Endovascular Aortic Repair Using Thoracic Branch Endoprosthesis for Type B Aortic Dissection

Case Study By Sungho Lim, MD, and Megan Grobelny, BSN, RN, SCRN

RUSH and Chicago skyline

Case Study By Sungho Lim, MD, and Megan Grobelny, BSN, RN, SCRN

History

A male patient in his 60s had a history of hypertension and morbid obesity who presented to RUSH with sudden onset chest pain. He was diagnosed with acute type B aortic dissection, which was initially managed with anti-impulse control. He was discharged to home with several new blood pressure medications.

Presentation and Examination

His computed tomography revealed several high-risk features, including a compressed true lumen with a large fenestration and early aneurysmal degeneration of the descending thoracic aorta.

About type B aortic dissection

An aortic dissection is a tear in the intima and media layers of the aorta. These can cause malperfusion or, in some cases, aortic rupture. Aortic dissections can affect approximately three in 100,000 patients annually in the United States. Initial medical management is critically important for uncomplicated type B aortic dissection. Thoracic endovascular aortic repair (TEVAR) is a mainstay of treatment when an intervention is performed. Procedural planning centers on patient status, extent of the dissection and branch vessel involvement.

About GORE Thoracic Branch Endoprosthesis

From the Food and Drug Administration

Approved by the FDA in 2022, the GORE Thoracic Branch Endoprosthesis (GORE TBE) is designed to repair the damage to the descending thoracic aorta. It consists of three implantable stent grafts with their own catheter-based delivery system. The GORE TBE is implanted in the descending thoracic aorta and into the left subclavian artery to allow blood to keep flowing past the aorta’s damaged or diseased parts.

Treatment

I performed a TEVAR with a subclavian branch device. I began the procedure by exposing the left brachial artery; a 5 Fr 70 cm sheath was inserted, and the tip was placed at the left subclavian artery (SCA) origin. I then obtained percutaneous access to both common femoral arteries.

I accessed the ascending thoracic by a double curved Lunderquist wire. An IVUS was run over the Lunderquist wire, which confirmed wire location within the true lumen.

Then, the left femoral access was upsized to a 26 Fr Dryseal sheath. A 450 cm Jag wire was advanced from the left brachial artery and the wire was advanced to the descending thoracic aorta. An Indy OTW snare was used to externalize it through the left femoral artery access.

I advanced a GORE TBE device to the distal aortic arch without a wire wrap. Once the supra-aortic trunk vessels were visualized, the GORE TBE device was deployed at the intended location.

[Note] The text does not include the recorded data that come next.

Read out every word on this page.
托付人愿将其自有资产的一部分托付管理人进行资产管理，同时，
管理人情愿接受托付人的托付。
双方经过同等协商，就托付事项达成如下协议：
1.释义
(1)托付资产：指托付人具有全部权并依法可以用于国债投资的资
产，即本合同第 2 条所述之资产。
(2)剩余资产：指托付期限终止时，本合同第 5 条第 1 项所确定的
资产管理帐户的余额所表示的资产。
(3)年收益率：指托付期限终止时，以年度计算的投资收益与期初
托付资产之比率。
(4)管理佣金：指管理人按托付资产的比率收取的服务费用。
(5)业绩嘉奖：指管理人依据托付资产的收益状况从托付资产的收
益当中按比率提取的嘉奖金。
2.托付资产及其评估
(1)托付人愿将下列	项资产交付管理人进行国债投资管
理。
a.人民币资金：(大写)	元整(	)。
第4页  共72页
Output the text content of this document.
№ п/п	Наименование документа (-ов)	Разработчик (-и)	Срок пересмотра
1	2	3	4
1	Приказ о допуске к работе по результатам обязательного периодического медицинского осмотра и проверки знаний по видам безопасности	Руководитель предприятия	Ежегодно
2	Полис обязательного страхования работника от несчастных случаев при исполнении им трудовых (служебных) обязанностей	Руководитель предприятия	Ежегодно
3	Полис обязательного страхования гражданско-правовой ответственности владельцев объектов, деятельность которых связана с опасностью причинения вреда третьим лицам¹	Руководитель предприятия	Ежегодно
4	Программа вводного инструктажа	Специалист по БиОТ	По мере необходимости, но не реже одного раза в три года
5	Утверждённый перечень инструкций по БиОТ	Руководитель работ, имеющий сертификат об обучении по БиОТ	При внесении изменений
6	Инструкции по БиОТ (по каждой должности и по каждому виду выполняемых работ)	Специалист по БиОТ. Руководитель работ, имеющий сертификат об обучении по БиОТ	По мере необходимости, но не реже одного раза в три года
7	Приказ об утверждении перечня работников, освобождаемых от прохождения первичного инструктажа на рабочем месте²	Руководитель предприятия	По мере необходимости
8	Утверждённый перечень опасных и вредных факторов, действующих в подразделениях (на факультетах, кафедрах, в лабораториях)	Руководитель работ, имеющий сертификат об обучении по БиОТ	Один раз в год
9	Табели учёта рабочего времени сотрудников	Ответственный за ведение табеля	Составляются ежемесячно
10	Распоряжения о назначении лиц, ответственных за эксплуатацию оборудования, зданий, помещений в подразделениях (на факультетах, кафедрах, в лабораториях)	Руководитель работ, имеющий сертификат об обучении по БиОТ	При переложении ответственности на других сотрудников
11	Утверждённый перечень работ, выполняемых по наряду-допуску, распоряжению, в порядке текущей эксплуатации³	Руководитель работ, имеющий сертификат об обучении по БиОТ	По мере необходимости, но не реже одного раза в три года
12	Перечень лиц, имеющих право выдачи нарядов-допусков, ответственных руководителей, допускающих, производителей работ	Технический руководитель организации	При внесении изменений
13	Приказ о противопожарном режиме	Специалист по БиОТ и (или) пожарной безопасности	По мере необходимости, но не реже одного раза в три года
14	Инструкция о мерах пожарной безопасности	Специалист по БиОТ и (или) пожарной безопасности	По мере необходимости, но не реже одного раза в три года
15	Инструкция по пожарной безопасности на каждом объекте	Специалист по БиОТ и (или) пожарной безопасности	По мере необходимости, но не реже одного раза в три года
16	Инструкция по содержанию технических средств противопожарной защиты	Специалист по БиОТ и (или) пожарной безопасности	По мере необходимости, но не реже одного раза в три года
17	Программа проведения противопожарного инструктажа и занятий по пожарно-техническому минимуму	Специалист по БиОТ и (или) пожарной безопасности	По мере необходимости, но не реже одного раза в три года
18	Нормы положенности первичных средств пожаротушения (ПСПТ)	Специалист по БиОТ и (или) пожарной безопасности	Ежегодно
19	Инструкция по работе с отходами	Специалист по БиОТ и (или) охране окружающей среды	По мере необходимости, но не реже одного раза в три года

Then, the side branch component was delivered with the guide of the 5 Fr sheath from the brachial access. The side branch endoprosthesis was deployed and the patency of the left vertebral artery was confirmed.

I performed a series of angiograms and aortograms to evaluate the success of the procedure. I found no type 1 or 3 endoleak and excellent flow to the supra-aortic trunk vessels. There was demonstrated persistent false lumen flow and compressed true lumen in the infrarenal aorta. Therefore, a Cook Zenith dissection endovascular stent was placed.

Outcome

I saw the patient one month following the procedure and he is doing well. A CTA showed excellent results with decreased false lumen diameter, stable aortic size and well-perfused supra-aortic trunk and visceral circulation. I asked him to come back for a surveillance CTA one year later.

Analysis

Thoracic branch endoprosthesis is a novel treatment that can provide great benefit to patients with aortic dissection. In this case, I utilized it to avoid possible complications, such as wound dehiscence or lymphatic leak, in a high-risk surgical patient.